For European organizations using Portabilis i-Diario, particularly educational institutions or administrative bodies that rely on this software for activity registration and content management, this vulnerability poses a tangible risk. Successful exploitation could lead to the compromise of user sessions, exposure of sensitive data, and unauthorized actions performed on behalf of legitimate users. Given that the vulnerability requires user interaction, phishing or social engineering campaigns could be employed to trigger the XSS payload. This could undermine trust in the affected systems, lead to data breaches involving personal or educational records, and potentially disrupt administrative workflows. The lack of vendor response and absence of patches exacerbate the risk, as organizations may be forced to rely on temporary mitigations. The impact is heightened in environments where i-Diario is integrated with other critical systems or where users have elevated privileges. Additionally, the public disclosure of the exploit code increases the likelihood of opportunistic attacks targeting European entities.

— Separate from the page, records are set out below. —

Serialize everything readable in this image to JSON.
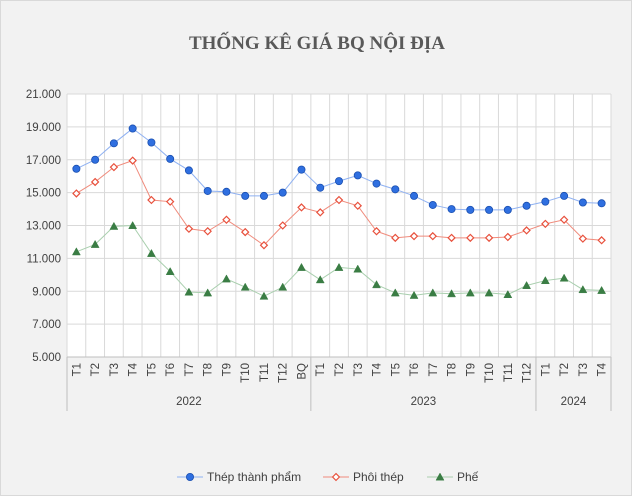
{
  "chart_data": {
    "type": "line",
    "title": "THỐNG  KÊ GIÁ  BQ NỘI ĐỊA",
    "categories": [
      "T1",
      "T2",
      "T3",
      "T4",
      "T5",
      "T6",
      "T7",
      "T8",
      "T9",
      "T10",
      "T11",
      "T12",
      "BQ",
      "T1",
      "T2",
      "T3",
      "T4",
      "T5",
      "T6",
      "T7",
      "T8",
      "T9",
      "T10",
      "T11",
      "T12",
      "T1",
      "T2",
      "T3",
      "T4"
    ],
    "groups": [
      {
        "label": "2022",
        "count": 13
      },
      {
        "label": "2023",
        "count": 12
      },
      {
        "label": "2024",
        "count": 4
      }
    ],
    "ylim": [
      5000,
      21000
    ],
    "yticks": [
      "5.000",
      "7.000",
      "9.000",
      "11.000",
      "13.000",
      "15.000",
      "17.000",
      "19.000",
      "21.000"
    ],
    "ytick_values": [
      5000,
      7000,
      9000,
      11000,
      13000,
      15000,
      17000,
      19000,
      21000
    ],
    "grid": true,
    "legend_position": "bottom",
    "series": [
      {
        "name": "Thép thành phẩm",
        "color": "#4a86e8",
        "marker": "circle",
        "values": [
          16450,
          17000,
          18000,
          18900,
          18050,
          17050,
          16350,
          15100,
          15050,
          14800,
          14800,
          15000,
          16400,
          15300,
          15700,
          16050,
          15550,
          15200,
          14800,
          14250,
          14000,
          13950,
          13950,
          13950,
          14200,
          14450,
          14800,
          14400,
          14350
        ]
      },
      {
        "name": "Phôi thép",
        "color": "#e8513d",
        "marker": "diamond",
        "values": [
          14950,
          15650,
          16550,
          16950,
          14550,
          14450,
          12800,
          12650,
          13350,
          12600,
          11800,
          13000,
          14100,
          13800,
          14550,
          14200,
          12650,
          12250,
          12350,
          12350,
          12250,
          12250,
          12250,
          12300,
          12700,
          13100,
          13350,
          12200,
          12100
        ]
      },
      {
        "name": "Phế",
        "color": "#3a7d44",
        "marker": "triangle",
        "values": [
          11400,
          11850,
          12950,
          13000,
          11300,
          10200,
          8950,
          8900,
          9750,
          9250,
          8700,
          9250,
          10450,
          9700,
          10450,
          10350,
          9400,
          8900,
          8750,
          8900,
          8850,
          8900,
          8900,
          8800,
          9350,
          9650,
          9800,
          9100,
          9050
        ]
      }
    ]
  }
}
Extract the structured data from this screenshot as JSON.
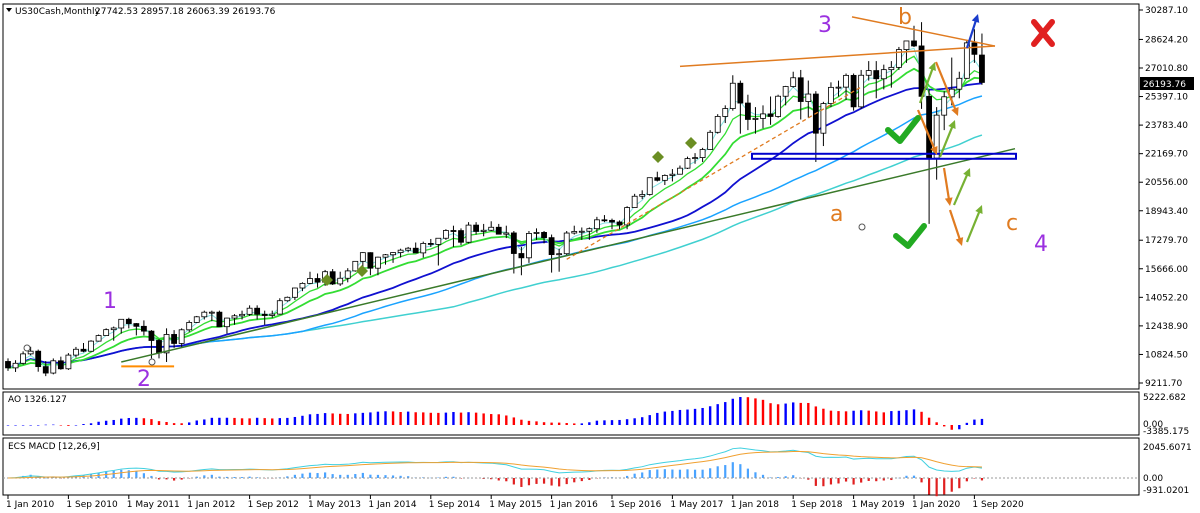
{
  "header": {
    "symbol": "US30Cash,Monthly",
    "ohlc": "27742.53 28957.18 26063.39 26193.76"
  },
  "price_panel": {
    "current_price": "26193.76",
    "ticks": [
      "30287.10",
      "28624.20",
      "27010.80",
      "25397.10",
      "23783.40",
      "22169.70",
      "20556.00",
      "18943.40",
      "17279.70",
      "15666.00",
      "14052.20",
      "12438.90",
      "10824.50",
      "9211.70"
    ]
  },
  "ao_panel": {
    "label": "AO 1326.127",
    "ticks": [
      "5222.682",
      "0.00",
      "-3385.175"
    ]
  },
  "macd_panel": {
    "label": "ECS MACD [12,26,9]",
    "ticks": [
      "2045.6071",
      "0.00",
      "-931.0201"
    ]
  },
  "xaxis": {
    "labels": [
      "1 Jan 2010",
      "1 Sep 2010",
      "1 May 2011",
      "1 Jan 2012",
      "1 Sep 2012",
      "1 May 2013",
      "1 Jan 2014",
      "1 Sep 2014",
      "1 May 2015",
      "1 Jan 2016",
      "1 Sep 2016",
      "1 May 2017",
      "1 Jan 2018",
      "1 Sep 2018",
      "1 May 2019",
      "1 Jan 2020",
      "1 Sep 2020"
    ]
  },
  "annotations": {
    "wave_1": "1",
    "wave_2": "2",
    "wave_3": "3",
    "wave_4": "4",
    "wave_a": "a",
    "wave_b": "b",
    "wave_c": "c"
  },
  "colors": {
    "bull": "#ffffff",
    "bear": "#000000",
    "ema_green": "#33dd33",
    "ema_dark_green": "#1f7f1f",
    "ma_blue": "#1010d0",
    "ma_sky": "#1aa3ff",
    "ma_cyan": "#40d0d0",
    "trend_green": "#3a7a2a",
    "resistance_orange": "#e07b20",
    "support_blue": "#0000cc",
    "wave_purple": "#9b30e0",
    "wave_orange": "#e07b20",
    "ao_up": "#0000ff",
    "ao_down": "#ff0000"
  },
  "chart_data": {
    "type": "candlestick",
    "title": "US30Cash,Monthly",
    "ylim": [
      9211.7,
      30287.1
    ],
    "start": "Jan 2010",
    "candles": [
      [
        10428,
        10600,
        9900,
        10067
      ],
      [
        10067,
        10500,
        9835,
        10325
      ],
      [
        10325,
        11000,
        10250,
        10857
      ],
      [
        10857,
        11260,
        10780,
        11009
      ],
      [
        11009,
        11100,
        9850,
        10137
      ],
      [
        10137,
        10450,
        9600,
        9774
      ],
      [
        9774,
        10600,
        9700,
        10466
      ],
      [
        10466,
        10700,
        9960,
        10015
      ],
      [
        10015,
        10900,
        9950,
        10788
      ],
      [
        10788,
        11250,
        10650,
        11118
      ],
      [
        11118,
        11470,
        10950,
        11006
      ],
      [
        11006,
        11630,
        11000,
        11578
      ],
      [
        11578,
        11950,
        11550,
        11892
      ],
      [
        11892,
        12300,
        11900,
        12226
      ],
      [
        12226,
        12400,
        11600,
        12320
      ],
      [
        12320,
        12800,
        12000,
        12811
      ],
      [
        12811,
        12900,
        12300,
        12570
      ],
      [
        12570,
        12600,
        11900,
        12414
      ],
      [
        12414,
        12750,
        11900,
        12143
      ],
      [
        12143,
        12200,
        10600,
        11614
      ],
      [
        11614,
        11700,
        10600,
        10913
      ],
      [
        10913,
        12300,
        10400,
        11955
      ],
      [
        11955,
        12200,
        11200,
        11446
      ],
      [
        11446,
        12300,
        11200,
        12218
      ],
      [
        12218,
        12750,
        12100,
        12633
      ],
      [
        12633,
        13000,
        12600,
        12952
      ],
      [
        12952,
        13300,
        12800,
        13212
      ],
      [
        13212,
        13300,
        12700,
        13214
      ],
      [
        13214,
        13300,
        12400,
        12393
      ],
      [
        12393,
        12900,
        12000,
        12880
      ],
      [
        12880,
        13100,
        12500,
        13009
      ],
      [
        13009,
        13300,
        12800,
        13091
      ],
      [
        13091,
        13600,
        13000,
        13437
      ],
      [
        13437,
        13600,
        12800,
        13096
      ],
      [
        13096,
        13300,
        12500,
        13026
      ],
      [
        13026,
        13300,
        12900,
        13104
      ],
      [
        13104,
        14000,
        13100,
        13861
      ],
      [
        13861,
        14100,
        13800,
        14054
      ],
      [
        14054,
        14600,
        13900,
        14579
      ],
      [
        14579,
        14900,
        14400,
        14840
      ],
      [
        14840,
        15500,
        14800,
        15116
      ],
      [
        15116,
        15400,
        14600,
        14910
      ],
      [
        14910,
        15600,
        14700,
        15500
      ],
      [
        15500,
        15650,
        14750,
        14810
      ],
      [
        14810,
        15500,
        14700,
        15130
      ],
      [
        15130,
        15700,
        14900,
        15546
      ],
      [
        15546,
        16100,
        15500,
        16086
      ],
      [
        16086,
        16600,
        15700,
        16577
      ],
      [
        16577,
        16600,
        15300,
        15699
      ],
      [
        15699,
        16350,
        15300,
        16322
      ],
      [
        16322,
        16500,
        15900,
        16458
      ],
      [
        16458,
        16600,
        16000,
        16581
      ],
      [
        16581,
        16800,
        16300,
        16717
      ],
      [
        16717,
        16900,
        16600,
        16827
      ],
      [
        16827,
        17150,
        16700,
        16563
      ],
      [
        16563,
        17200,
        16300,
        17098
      ],
      [
        17098,
        17350,
        16900,
        17043
      ],
      [
        17043,
        17400,
        15850,
        17391
      ],
      [
        17391,
        17900,
        17300,
        17828
      ],
      [
        17828,
        18100,
        16900,
        17823
      ],
      [
        17823,
        17950,
        17000,
        17165
      ],
      [
        17165,
        18300,
        17100,
        18133
      ],
      [
        18133,
        18300,
        17600,
        17776
      ],
      [
        17776,
        18200,
        17500,
        17841
      ],
      [
        17841,
        18350,
        17800,
        18011
      ],
      [
        18011,
        18200,
        17700,
        17620
      ],
      [
        17620,
        18100,
        17400,
        17690
      ],
      [
        17690,
        17800,
        15400,
        16528
      ],
      [
        16528,
        16900,
        15300,
        16285
      ],
      [
        16285,
        17800,
        16000,
        17664
      ],
      [
        17664,
        17950,
        17300,
        17720
      ],
      [
        17720,
        17800,
        17100,
        17425
      ],
      [
        17425,
        17600,
        15450,
        16466
      ],
      [
        16466,
        16800,
        15500,
        16517
      ],
      [
        16517,
        17800,
        16400,
        17685
      ],
      [
        17685,
        18100,
        17600,
        17774
      ],
      [
        17774,
        18000,
        17300,
        17787
      ],
      [
        17787,
        18000,
        17300,
        17930
      ],
      [
        17930,
        18600,
        17700,
        18432
      ],
      [
        18432,
        18700,
        18300,
        18401
      ],
      [
        18401,
        18500,
        17900,
        18308
      ],
      [
        18308,
        18400,
        17900,
        18142
      ],
      [
        18142,
        19200,
        17900,
        19124
      ],
      [
        19124,
        19900,
        19100,
        19763
      ],
      [
        19763,
        20100,
        19600,
        19864
      ],
      [
        19864,
        20800,
        19800,
        20812
      ],
      [
        20812,
        21150,
        20600,
        20663
      ],
      [
        20663,
        21000,
        20400,
        20940
      ],
      [
        20940,
        21300,
        20600,
        21009
      ],
      [
        21009,
        21500,
        21000,
        21350
      ],
      [
        21350,
        22000,
        21300,
        21891
      ],
      [
        21891,
        22200,
        21600,
        21948
      ],
      [
        21948,
        22500,
        21700,
        22405
      ],
      [
        22405,
        23500,
        22400,
        23377
      ],
      [
        23377,
        24400,
        23300,
        24272
      ],
      [
        24272,
        24900,
        23900,
        24719
      ],
      [
        24719,
        26600,
        24600,
        26149
      ],
      [
        26149,
        26300,
        23300,
        25029
      ],
      [
        25029,
        25500,
        23500,
        24103
      ],
      [
        24103,
        24800,
        23300,
        24163
      ],
      [
        24163,
        24900,
        23600,
        24416
      ],
      [
        24416,
        25400,
        23800,
        24271
      ],
      [
        24271,
        25500,
        24200,
        25415
      ],
      [
        25415,
        26000,
        24900,
        25965
      ],
      [
        25965,
        26800,
        25900,
        26458
      ],
      [
        26458,
        26900,
        24100,
        25116
      ],
      [
        25116,
        26300,
        24200,
        25538
      ],
      [
        25538,
        25700,
        21700,
        23327
      ],
      [
        23327,
        25100,
        22600,
        24999
      ],
      [
        24999,
        26200,
        24800,
        25916
      ],
      [
        25916,
        26300,
        25400,
        25929
      ],
      [
        25929,
        26700,
        25200,
        26593
      ],
      [
        26593,
        26700,
        24600,
        24815
      ],
      [
        24815,
        26900,
        24700,
        26600
      ],
      [
        26600,
        27400,
        26300,
        26864
      ],
      [
        26864,
        27400,
        25300,
        26403
      ],
      [
        26403,
        27200,
        25800,
        26917
      ],
      [
        26917,
        27400,
        25900,
        27046
      ],
      [
        27046,
        28200,
        26900,
        28051
      ],
      [
        28051,
        28400,
        27300,
        28538
      ],
      [
        28538,
        29400,
        28200,
        28256
      ],
      [
        28256,
        29600,
        24700,
        25409
      ],
      [
        25409,
        25800,
        18200,
        21917
      ],
      [
        21917,
        24800,
        20700,
        24346
      ],
      [
        24346,
        25700,
        23500,
        25383
      ],
      [
        25383,
        27600,
        24900,
        25813
      ],
      [
        25813,
        26800,
        25300,
        26428
      ],
      [
        26428,
        28600,
        26400,
        28430
      ],
      [
        28430,
        29200,
        27300,
        27782
      ],
      [
        27742,
        28957,
        26063,
        26194
      ]
    ]
  }
}
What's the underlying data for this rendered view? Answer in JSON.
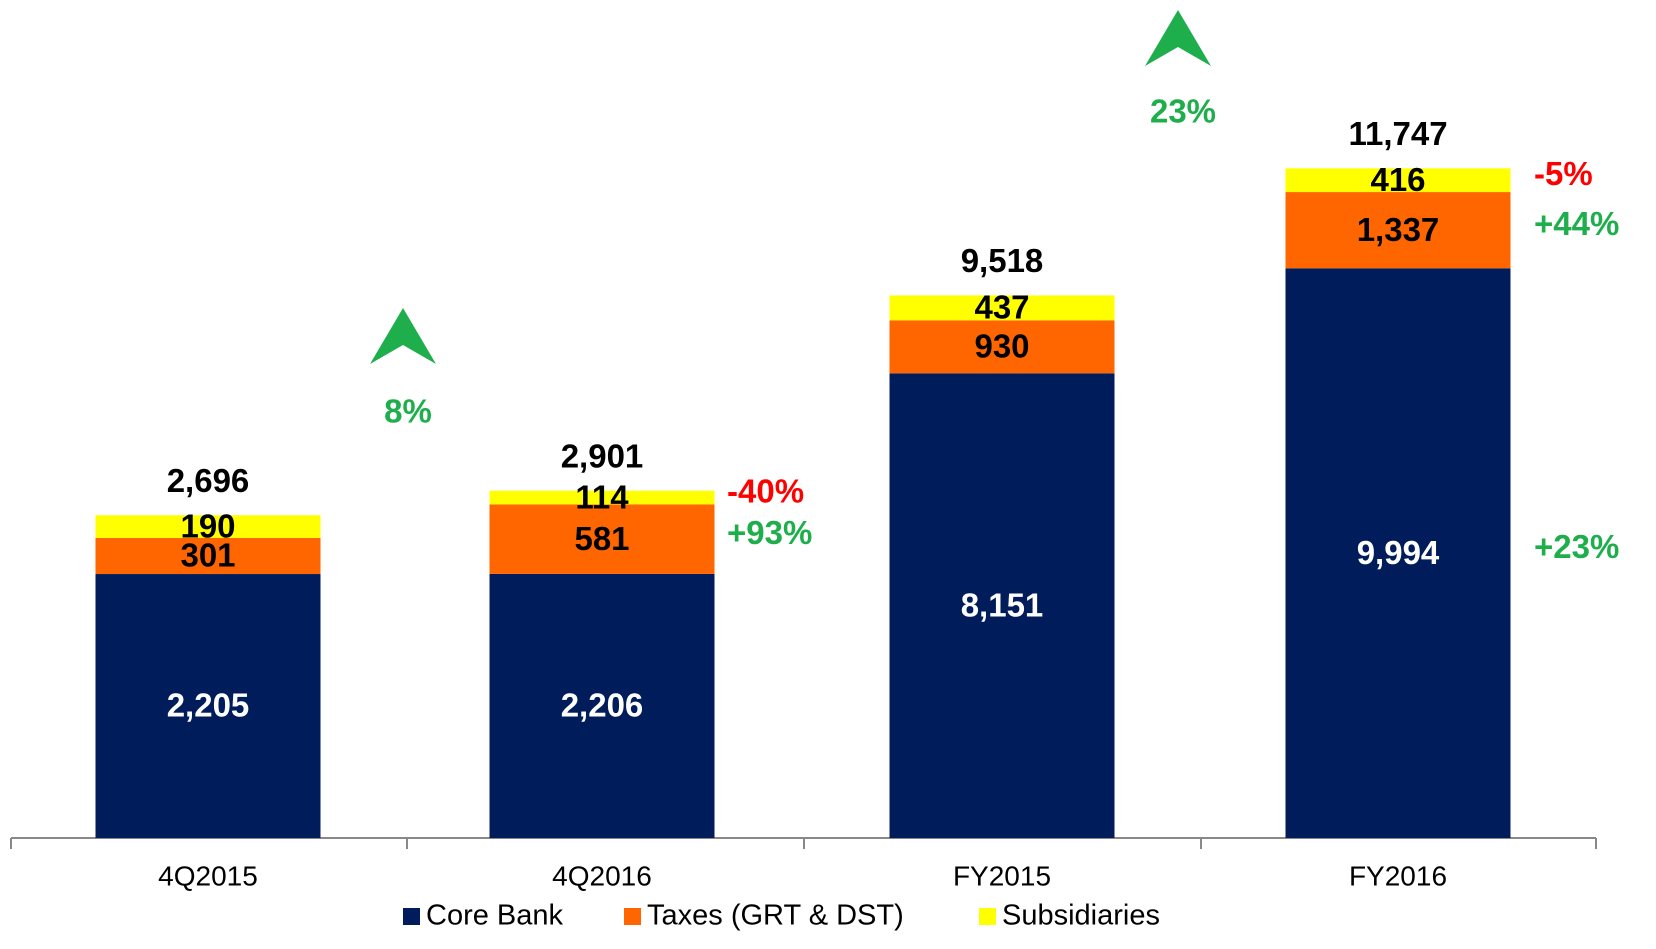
{
  "chart_data": [
    {
      "type": "bar",
      "stacked": true,
      "categories": [
        "4Q2015",
        "4Q2016"
      ],
      "ylim": [
        0,
        7000
      ],
      "series": [
        {
          "name": "Core Bank",
          "color": "#001c5a",
          "label_color": "#ffffff",
          "values": [
            2205,
            2206
          ],
          "value_labels": [
            "2,205",
            "2,206"
          ]
        },
        {
          "name": "Taxes (GRT & DST)",
          "color": "#ff6600",
          "label_color": "#000000",
          "values": [
            301,
            581
          ],
          "value_labels": [
            "301",
            "581"
          ],
          "change": "+93%",
          "change_color": "#1fae4c"
        },
        {
          "name": "Subsidiaries",
          "color": "#ffff00",
          "label_color": "#000000",
          "values": [
            190,
            114
          ],
          "value_labels": [
            "190",
            "114"
          ],
          "change": "-40%",
          "change_color": "#ff0000"
        }
      ],
      "totals": [
        2696,
        2901
      ],
      "total_labels": [
        "2,696",
        "2,901"
      ],
      "growth": "8%",
      "growth_color": "#1fae4c"
    },
    {
      "type": "bar",
      "stacked": true,
      "categories": [
        "FY2015",
        "FY2016"
      ],
      "ylim": [
        0,
        14700
      ],
      "series": [
        {
          "color": "#001c5a",
          "label_color": "#ffffff",
          "values": [
            8151,
            9994
          ],
          "value_labels": [
            "8,151",
            "9,994"
          ],
          "change": "+23%",
          "change_color": "#1fae4c"
        },
        {
          "color": "#ff6600",
          "label_color": "#000000",
          "values": [
            930,
            1337
          ],
          "value_labels": [
            "930",
            "1,337"
          ],
          "change": "+44%",
          "change_color": "#1fae4c"
        },
        {
          "color": "#ffff00",
          "label_color": "#000000",
          "values": [
            437,
            416
          ],
          "value_labels": [
            "437",
            "416"
          ],
          "change": "-5%",
          "change_color": "#ff0000"
        }
      ],
      "totals": [
        9518,
        11747
      ],
      "total_labels": [
        "9,518",
        "11,747"
      ],
      "growth": "23%",
      "growth_color": "#1fae4c"
    }
  ]
}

Given the absence of official patches, European organizations should implement immediate compensating controls. These include deploying web application firewalls (WAFs) with custom rules to detect and block malicious input patterns targeting the vulnerable parameter. Input validation and output encoding should be enforced at the application level where possible, potentially through custom development or middleware solutions. Organizations should conduct user awareness training to reduce the risk of successful social engineering attacks that could trigger the XSS payload. Monitoring and logging of web application traffic should be enhanced to detect anomalous activities indicative of exploitation attempts. If feasible, isolating or restricting access to the vulnerable component can reduce exposure. Additionally, organizations should engage with Portabilis for updates and consider alternative software solutions if remediation is delayed. Regular security assessments and penetration tests focusing on this vulnerability can help identify and mitigate risks proactively.